Principles matter. In a widely read article, Andrew Ross Sorkin of the New York Times argued that it might be a pragmatic move to let the AIG traders keep their bonuses and continue their work uninterrupted, no matter how odious it seems. The experts most familiar with the risky securities, he argued, would be able to unwind them the fastest, which would ultimately keep the cost to taxpayers as low as possible.
[See what’s so outrageous about the Merrill Lynch bonuses.]
Sensible, perhaps. But think for a minute about America’s longstanding policy toward hostage takers. The U. S. government has made clear over decades (with a few notable exceptions) that it will not pay a ransom to anybody who kidnaps Americans. Pay one ransom, the reasoning goes, and you’ll start a cottage kidnapping industry, with thugs worldwide trying to snatch Americans and make a quick buck. For the same reason, we should have a zero-tolerance policy toward anybody whose job is dependent on bailout money: You screw up, you pay. It might cost more now, but it will cost less later, by discouraging money-grubbers from exploiting government largesse.
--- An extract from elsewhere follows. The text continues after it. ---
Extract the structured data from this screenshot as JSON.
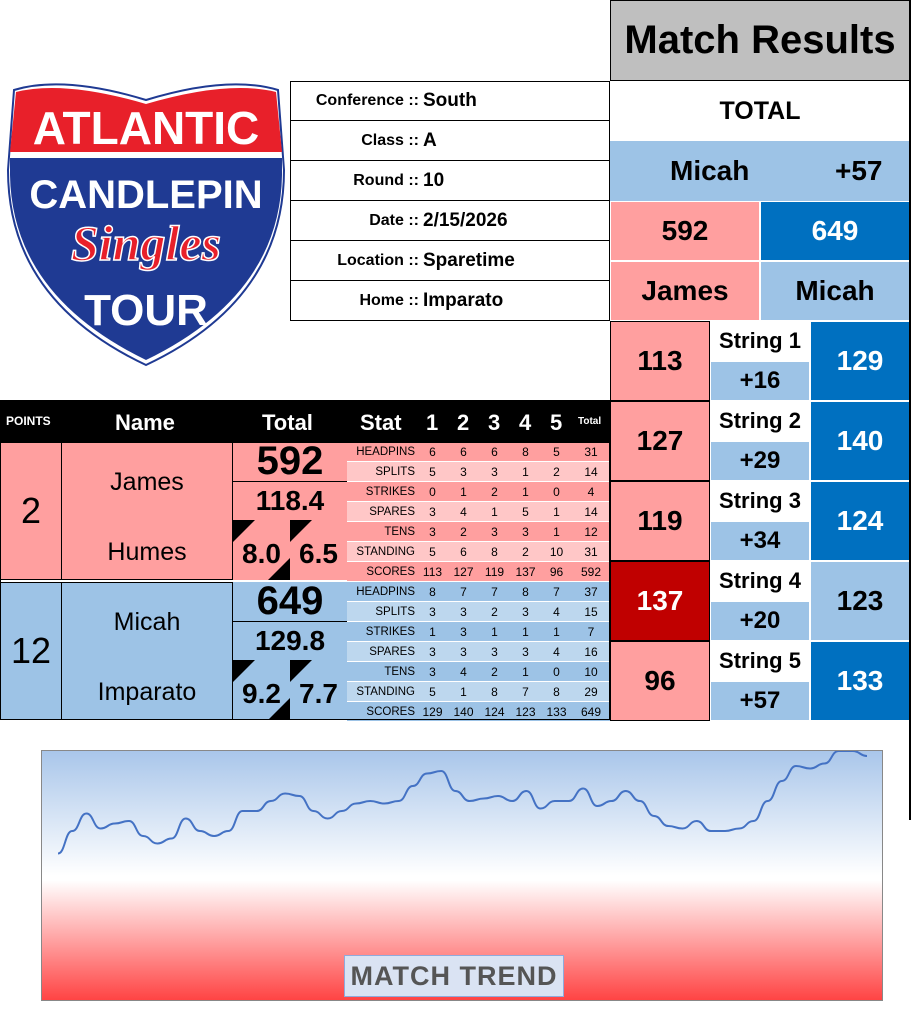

Bonuses are bogus. On Wall Street they are, anyway. For most of us, a bonus is an extra payment you get if you do your job well. At some of the financial firms, as we’re learning, bonuses are a way to fatten your paycheck on the sly, with no real connection to performance. Expect this to change, as new regulations require a stronger connection between pay and the actual well-being of the company, over a longer period than just one quarter or one year. But until then, be suspicious about modest-sounding Wall Street “salaries:” They’re likely just a fraction of total pay, once those magical bonuses are factored in.
[See 5 Wall Street fallacies.]
Reckless individuals can’t hide. Nobody notices a few million here and there when there are billions in overall profits. That’s what’s been happening on Wall Street for years. But when the bottom line is suddenly a big bogey, and the feds have to step in, routine overindulgences take on outsized significance. It’s obvious that the Big Men of Merrill and AIG thought they’d enjoy their millions in anonymity, and never dreamed their names would surface in court filings and Congressional hearings. Whoops.
It sucks when the government gets involved in your business. Precisely! So in the future, Ye Masters of the Universe, please keep your companies solvent and refrain from asking for taxpayer help. We’ll all be grateful.